MySQL Regular Expression Searches

Revision as of 19:52, 16 October 2007 by Neil (Talk | contribs) (Handling Special Characters)

Revision as of 19:52, 16 October 2007 by Neil (Talk | contribs) (Handling Special Characters)

In previous chapters we have looked at some basic data retrieval filtering techniques using comparison operators and wildcards. Whilst this approaches to data filtering are fine for basic searching, more advanced searching quickly becomes cumbersome using these techniques.

In this chapter we will look at yet another filtering and searching technique supported by MySQL called regular expressions.

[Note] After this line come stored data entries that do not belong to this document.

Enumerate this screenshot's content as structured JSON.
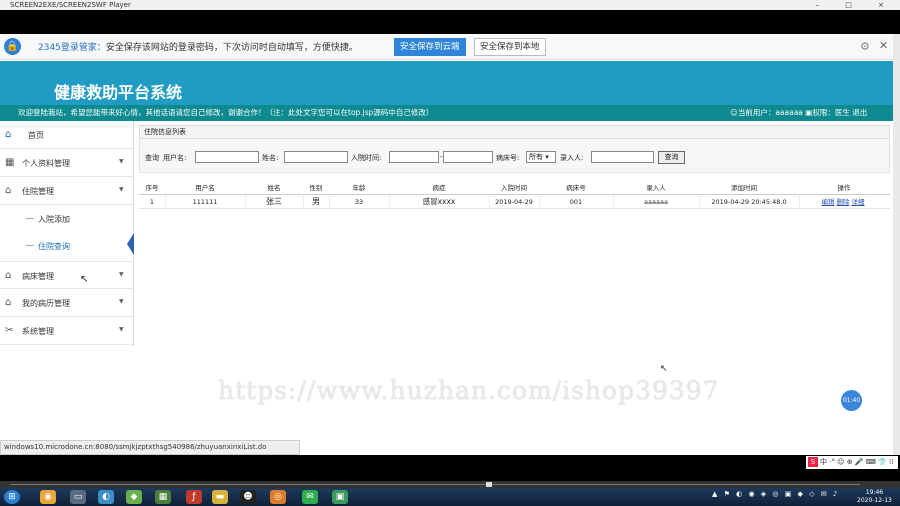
{
  "window": {
    "title": "SCREEN2EXE/SCREEN2SWF Player",
    "controls": "– □ ×"
  },
  "password_bar": {
    "brand": "2345登录管家：",
    "message": "安全保存该网站的登录密码，下次访问时自动填写，方便快捷。",
    "save_cloud": "安全保存到云端",
    "save_local": "安全保存到本地",
    "gear_icon": "⚙",
    "close_icon": "✕"
  },
  "header": {
    "title": "健康救助平台系统"
  },
  "welcome": {
    "text": "欢迎登陆我站，希望您能带来好心情，其他话语请您自己修改，谢谢合作！（注：此处文字您可以在top.jsp源码中自己修改）",
    "user_label": "当前用户：aaaaaa",
    "role_label": "权限：医生",
    "logout": "退出"
  },
  "sidebar": {
    "items": [
      {
        "label": "首页",
        "icon": "home-icon",
        "glyph": "⌂"
      },
      {
        "label": "个人资料管理",
        "icon": "grid-icon",
        "glyph": "▦"
      },
      {
        "label": "住院管理",
        "icon": "home-icon",
        "glyph": "⌂"
      },
      {
        "label": "病床管理",
        "icon": "home-icon",
        "glyph": "⌂"
      },
      {
        "label": "我的病历管理",
        "icon": "home-icon",
        "glyph": "⌂"
      },
      {
        "label": "系统管理",
        "icon": "tools-icon",
        "glyph": "✂"
      }
    ],
    "sub_items": [
      {
        "label": "入院添加"
      },
      {
        "label": "住院查询"
      }
    ],
    "arrow": "▼"
  },
  "content": {
    "list_title": "住院信息列表",
    "search": {
      "prefix": "查询",
      "username_label": "用户名:",
      "name_label": "姓名:",
      "admit_time_label": "入院时间:",
      "ward_label": "病床号:",
      "ward_selected": "所有 ▾",
      "recorder_label": "录入人:",
      "button": "查询"
    },
    "table": {
      "headers": [
        "序号",
        "用户名",
        "姓名",
        "性别",
        "年龄",
        "病症",
        "入院时间",
        "病床号",
        "录入人",
        "添加时间",
        "操作"
      ],
      "rows": [
        {
          "cells": [
            "1",
            "111111",
            "张三",
            "男",
            "33",
            "感冒xxxx",
            "2019-04-29",
            "001",
            "aaaaaa",
            "2019-04-29 20:45:48.0"
          ],
          "actions": [
            "编辑",
            "删除",
            "详细"
          ]
        }
      ]
    }
  },
  "watermark": "https://www.huzhan.com/ishop39397",
  "badge": "01:40",
  "status_url": "windows10.microdone.cn:8080/ssmjkjzptxthsg540986/zhuyuanxinxiList.do",
  "ime": {
    "logo": "S",
    "text": "中 ·° ☺ ⊕ 🎤 ⌨ 👕 ⁞⁞"
  },
  "taskbar": {
    "tray": "▲ ⚑ ◐ ◉ ◈ ◎ ▣ ◆ ◇ ✉ ♪",
    "time": "19:46",
    "date": "2020-12-13"
  }
}
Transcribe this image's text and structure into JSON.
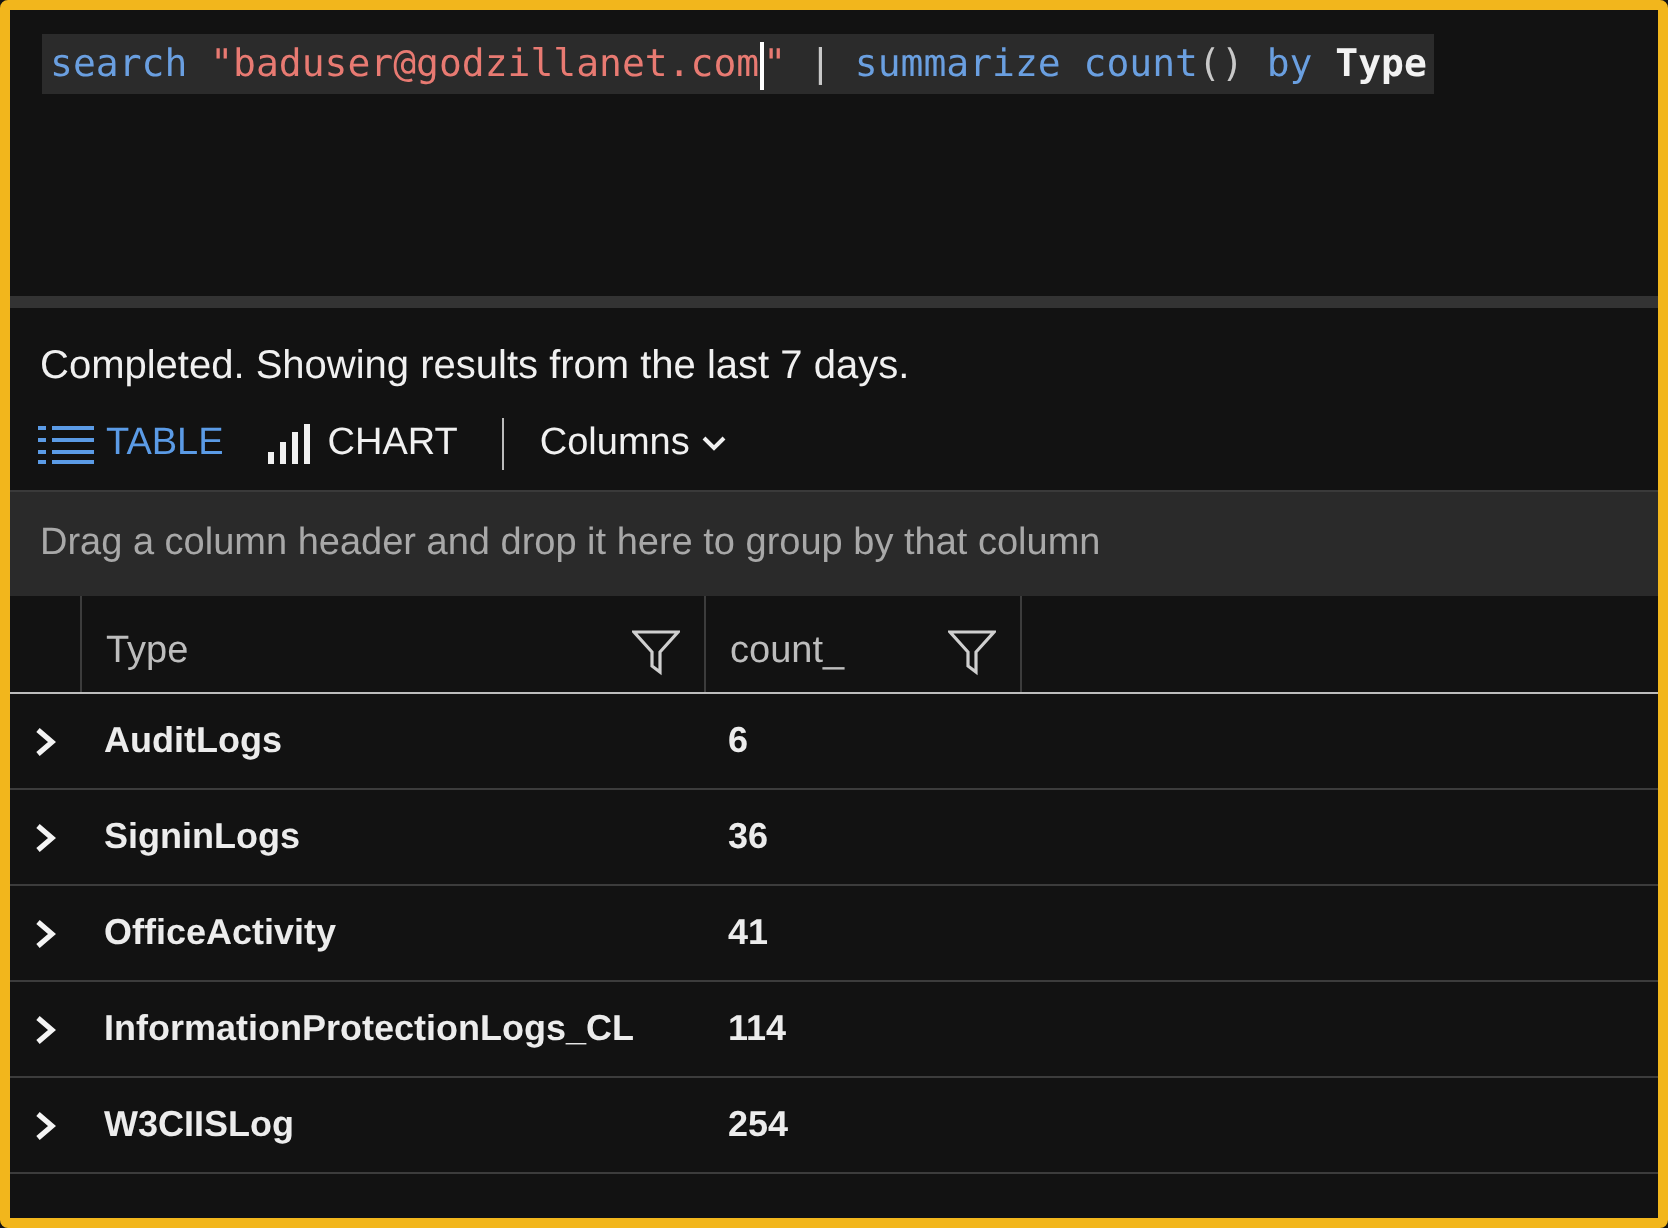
{
  "query": {
    "tokens": [
      {
        "text": "search",
        "kind": "keyword"
      },
      {
        "text": " \"baduser@godzillanet.com",
        "kind": "string"
      },
      {
        "kind": "caret"
      },
      {
        "text": "\"",
        "kind": "string"
      },
      {
        "text": " | ",
        "kind": "plain"
      },
      {
        "text": "summarize",
        "kind": "keyword"
      },
      {
        "text": " count",
        "kind": "keyword"
      },
      {
        "text": "()",
        "kind": "plain"
      },
      {
        "text": " by",
        "kind": "keyword"
      },
      {
        "text": " Type",
        "kind": "identifier"
      }
    ]
  },
  "status": "Completed. Showing results from the last 7 days.",
  "view_tabs": [
    {
      "label": "TABLE",
      "kind": "table",
      "selected": true
    },
    {
      "label": "CHART",
      "kind": "chart",
      "selected": false
    }
  ],
  "columns_button": "Columns",
  "group_by_hint": "Drag a column header and drop it here to group by that column",
  "table": {
    "columns": [
      "Type",
      "count_"
    ],
    "rows": [
      {
        "cells": [
          "AuditLogs",
          "6"
        ],
        "expanded": false
      },
      {
        "cells": [
          "SigninLogs",
          "36"
        ],
        "expanded": false
      },
      {
        "cells": [
          "OfficeActivity",
          "41"
        ],
        "expanded": false
      },
      {
        "cells": [
          "InformationProtectionLogs_CL",
          "114"
        ],
        "expanded": false
      },
      {
        "cells": [
          "W3CIISLog",
          "254"
        ],
        "expanded": false
      }
    ]
  }
}
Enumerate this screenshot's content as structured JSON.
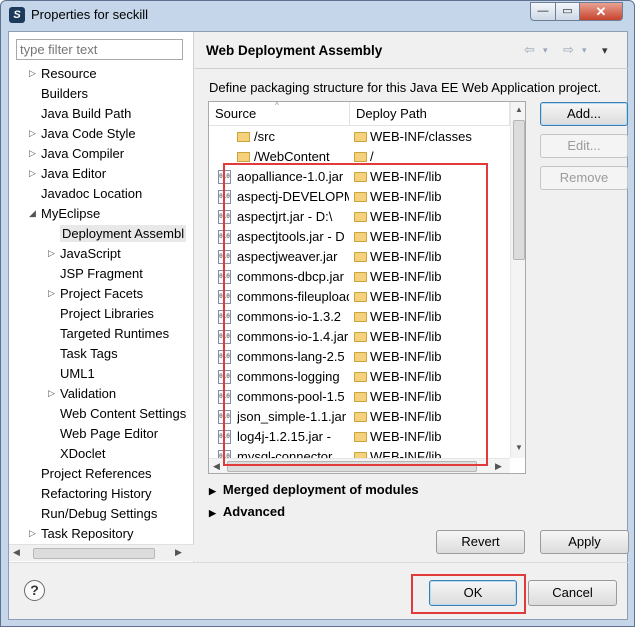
{
  "window": {
    "title": "Properties for seckill",
    "min_glyph": "—",
    "max_glyph": "▭",
    "close_glyph": "✕"
  },
  "filter": {
    "placeholder": "type filter text"
  },
  "tree": [
    {
      "label": "Resource",
      "expander": "▷",
      "level": 0
    },
    {
      "label": "Builders",
      "expander": "",
      "level": 0
    },
    {
      "label": "Java Build Path",
      "expander": "",
      "level": 0
    },
    {
      "label": "Java Code Style",
      "expander": "▷",
      "level": 0
    },
    {
      "label": "Java Compiler",
      "expander": "▷",
      "level": 0
    },
    {
      "label": "Java Editor",
      "expander": "▷",
      "level": 0
    },
    {
      "label": "Javadoc Location",
      "expander": "",
      "level": 0
    },
    {
      "label": "MyEclipse",
      "expander": "◢",
      "level": 0
    },
    {
      "label": "Deployment Assembl",
      "expander": "",
      "level": 1,
      "selected": true
    },
    {
      "label": "JavaScript",
      "expander": "▷",
      "level": 1
    },
    {
      "label": "JSP Fragment",
      "expander": "",
      "level": 1
    },
    {
      "label": "Project Facets",
      "expander": "▷",
      "level": 1
    },
    {
      "label": "Project Libraries",
      "expander": "",
      "level": 1
    },
    {
      "label": "Targeted Runtimes",
      "expander": "",
      "level": 1
    },
    {
      "label": "Task Tags",
      "expander": "",
      "level": 1
    },
    {
      "label": "UML1",
      "expander": "",
      "level": 1
    },
    {
      "label": "Validation",
      "expander": "▷",
      "level": 1
    },
    {
      "label": "Web Content Settings",
      "expander": "",
      "level": 1
    },
    {
      "label": "Web Page Editor",
      "expander": "",
      "level": 1
    },
    {
      "label": "XDoclet",
      "expander": "",
      "level": 1
    },
    {
      "label": "Project References",
      "expander": "",
      "level": 0
    },
    {
      "label": "Refactoring History",
      "expander": "",
      "level": 0
    },
    {
      "label": "Run/Debug Settings",
      "expander": "",
      "level": 0
    },
    {
      "label": "Task Repository",
      "expander": "▷",
      "level": 0
    }
  ],
  "page": {
    "title": "Web Deployment Assembly",
    "description": "Define packaging structure for this Java EE Web Application project.",
    "nav_back": "⇦",
    "nav_forward": "⇨",
    "nav_menu": "▾"
  },
  "table": {
    "col_source": "Source",
    "col_deploy": "Deploy Path",
    "rows": [
      {
        "source": "/src",
        "deploy": "WEB-INF/classes",
        "kind": "folder"
      },
      {
        "source": "/WebContent",
        "deploy": "/",
        "kind": "folder"
      },
      {
        "source": "aopalliance-1.0.jar",
        "deploy": "WEB-INF/lib",
        "kind": "jar"
      },
      {
        "source": "aspectj-DEVELOPMENT",
        "deploy": "WEB-INF/lib",
        "kind": "jar"
      },
      {
        "source": "aspectjrt.jar - D:\\",
        "deploy": "WEB-INF/lib",
        "kind": "jar"
      },
      {
        "source": "aspectjtools.jar - D",
        "deploy": "WEB-INF/lib",
        "kind": "jar"
      },
      {
        "source": "aspectjweaver.jar",
        "deploy": "WEB-INF/lib",
        "kind": "jar"
      },
      {
        "source": "commons-dbcp.jar",
        "deploy": "WEB-INF/lib",
        "kind": "jar"
      },
      {
        "source": "commons-fileupload",
        "deploy": "WEB-INF/lib",
        "kind": "jar"
      },
      {
        "source": "commons-io-1.3.2",
        "deploy": "WEB-INF/lib",
        "kind": "jar"
      },
      {
        "source": "commons-io-1.4.jar",
        "deploy": "WEB-INF/lib",
        "kind": "jar"
      },
      {
        "source": "commons-lang-2.5",
        "deploy": "WEB-INF/lib",
        "kind": "jar"
      },
      {
        "source": "commons-logging",
        "deploy": "WEB-INF/lib",
        "kind": "jar"
      },
      {
        "source": "commons-pool-1.5",
        "deploy": "WEB-INF/lib",
        "kind": "jar"
      },
      {
        "source": "json_simple-1.1.jar",
        "deploy": "WEB-INF/lib",
        "kind": "jar"
      },
      {
        "source": "log4j-1.2.15.jar -",
        "deploy": "WEB-INF/lib",
        "kind": "jar"
      },
      {
        "source": "mysql-connector",
        "deploy": "WEB-INF/lib",
        "kind": "jar"
      }
    ]
  },
  "buttons": {
    "add": "Add...",
    "edit": "Edit...",
    "remove": "Remove",
    "revert": "Revert",
    "apply": "Apply",
    "ok": "OK",
    "cancel": "Cancel"
  },
  "sections": {
    "merged": "Merged deployment of modules",
    "advanced": "Advanced",
    "expander": "▶"
  },
  "help_glyph": "?",
  "colors": {
    "highlight": "#e03a3a",
    "titlebar": "#c5d6ea"
  }
}
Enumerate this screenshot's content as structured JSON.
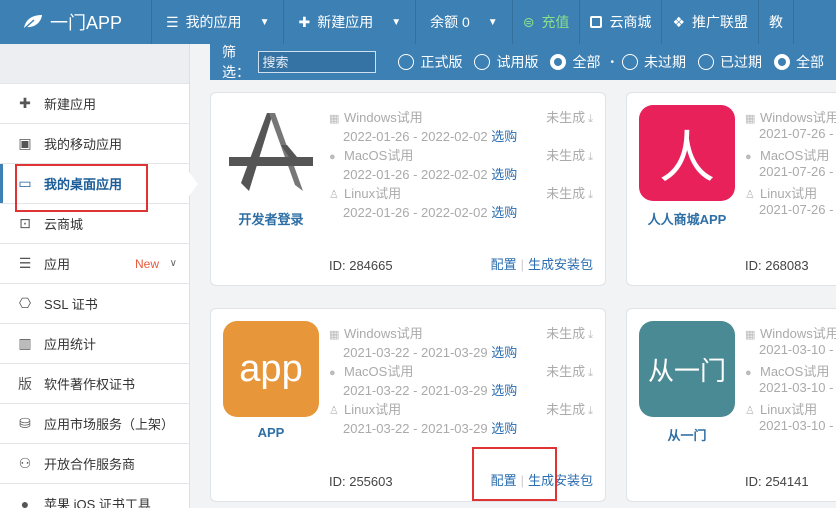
{
  "topbar": {
    "brand": "一门APP",
    "nav": [
      {
        "label": "我的应用",
        "icon": "list-icon",
        "dropdown": true
      },
      {
        "label": "新建应用",
        "icon": "plus-icon",
        "dropdown": true
      },
      {
        "label": "余额 0",
        "icon": "",
        "dropdown": true
      },
      {
        "label": "充值",
        "icon": "yen-icon",
        "dropdown": false
      },
      {
        "label": "云商城",
        "icon": "bag-icon",
        "dropdown": false
      },
      {
        "label": "推广联盟",
        "icon": "diamond-icon",
        "dropdown": false
      },
      {
        "label": "教",
        "icon": "",
        "dropdown": false
      }
    ]
  },
  "sidebar": {
    "items": [
      {
        "label": "新建应用",
        "icon": "plus-icon"
      },
      {
        "label": "我的移动应用",
        "icon": "phone-icon"
      },
      {
        "label": "我的桌面应用",
        "icon": "monitor-icon",
        "active": true
      },
      {
        "label": "云商城",
        "icon": "bag-icon"
      },
      {
        "label": "应用",
        "icon": "menu-icon",
        "badge": "New"
      },
      {
        "label": "SSL 证书",
        "icon": "ssl-icon"
      },
      {
        "label": "应用统计",
        "icon": "bar-chart-icon"
      },
      {
        "label": "软件著作权证书",
        "icon": "copyright-icon"
      },
      {
        "label": "应用市场服务（上架）",
        "icon": "market-icon"
      },
      {
        "label": "开放合作服务商",
        "icon": "partner-icon"
      },
      {
        "label": "苹果 iOS 证书工具",
        "icon": "apple-icon"
      }
    ]
  },
  "filter": {
    "label": "筛选：",
    "search_placeholder": "搜索",
    "options": [
      "正式版",
      "试用版",
      "全部",
      "未过期",
      "已过期",
      "全部"
    ]
  },
  "cards": [
    {
      "name": "开发者登录",
      "id": "ID: 284665",
      "platforms": [
        {
          "name": "Windows试用",
          "dates": "2022-01-26 - 2022-02-02",
          "status": "未生成"
        },
        {
          "name": "MacOS试用",
          "dates": "2022-01-26 - 2022-02-02",
          "status": "未生成"
        },
        {
          "name": "Linux试用",
          "dates": "2022-01-26 - 2022-02-02",
          "status": "未生成"
        }
      ]
    },
    {
      "name": "人人商城APP",
      "id": "ID: 268083",
      "icon_text": "人",
      "icon_color": "#e8215a",
      "platforms": [
        {
          "name": "Windows试用",
          "dates": "2021-07-26 -",
          "status": ""
        },
        {
          "name": "MacOS试用",
          "dates": "2021-07-26 -",
          "status": ""
        },
        {
          "name": "Linux试用",
          "dates": "2021-07-26 -",
          "status": ""
        }
      ]
    },
    {
      "name": "APP",
      "id": "ID: 255603",
      "icon_text": "app",
      "icon_color": "#e8963a",
      "platforms": [
        {
          "name": "Windows试用",
          "dates": "2021-03-22 - 2021-03-29",
          "status": "未生成"
        },
        {
          "name": "MacOS试用",
          "dates": "2021-03-22 - 2021-03-29",
          "status": "未生成"
        },
        {
          "name": "Linux试用",
          "dates": "2021-03-22 - 2021-03-29",
          "status": "未生成"
        }
      ]
    },
    {
      "name": "从一门",
      "id": "ID: 254141",
      "icon_text": "从一门",
      "icon_color": "#4a8a94",
      "platforms": [
        {
          "name": "Windows试用",
          "dates": "2021-03-10 -",
          "status": ""
        },
        {
          "name": "MacOS试用",
          "dates": "2021-03-10 -",
          "status": ""
        },
        {
          "name": "Linux试用",
          "dates": "2021-03-10 -",
          "status": ""
        }
      ]
    }
  ],
  "card_ui": {
    "select_label": "选购",
    "config_label": "配置",
    "build_label": "生成安装包",
    "separator": "|"
  }
}
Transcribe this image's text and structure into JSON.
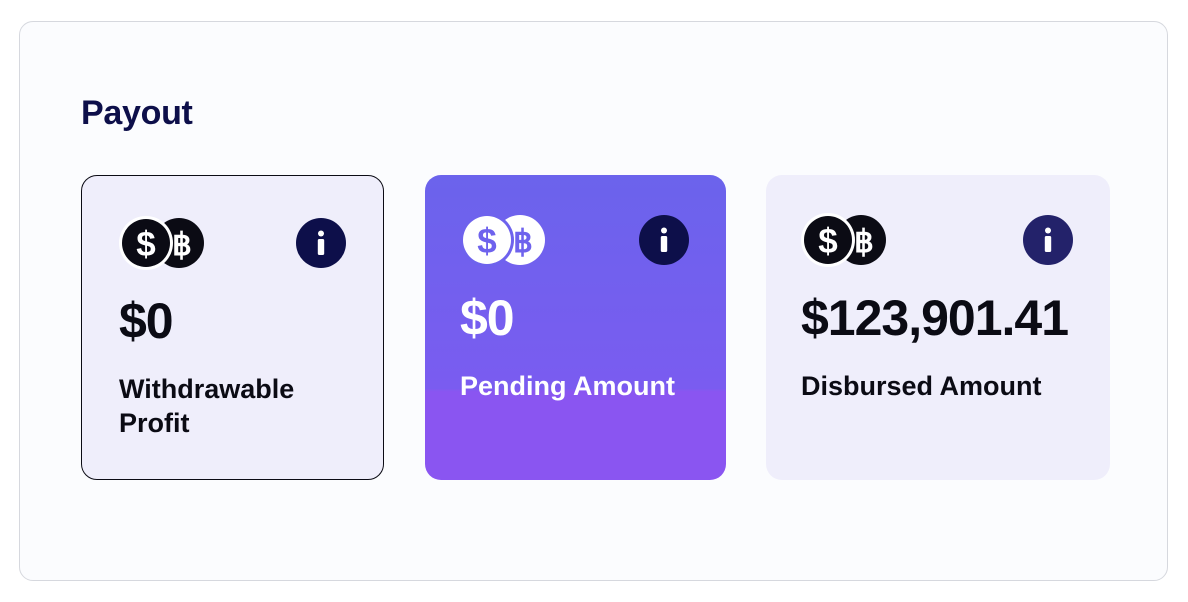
{
  "payout": {
    "title": "Payout",
    "cards": [
      {
        "amount": "$0",
        "label": "Withdrawable Profit",
        "icon": "dollar-bitcoin-coins-icon",
        "info_icon": "info-icon"
      },
      {
        "amount": "$0",
        "label": "Pending Amount",
        "icon": "dollar-bitcoin-coins-icon",
        "info_icon": "info-icon"
      },
      {
        "amount": "$123,901.41",
        "label": "Disbursed Amount",
        "icon": "dollar-bitcoin-coins-icon",
        "info_icon": "info-icon"
      }
    ]
  },
  "colors": {
    "title": "#0d0f4a",
    "card_light_bg": "#efeefb",
    "card_active_gradient_top": "#6b63ec",
    "card_active_gradient_bottom": "#8a55f1",
    "info_button": "#0d0f4a",
    "text_dark": "#0b0b14"
  }
}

What are Regular Expressions?

The term regular expressions is one of those technical terms where the words do very little to explain what the technology does. regular expressions are a feature common to many programming languages and are a topic on which entire can, and indeed, have been written. Fortunately (or unfortunately depending on your perspective), MySQL does not provide as extensive support for regualr expressions as some other programming languages. This is good in that it makes the subject area easier to learn, but may be frustrating if you are already proficient with the rich regular expression syntax available in other languages.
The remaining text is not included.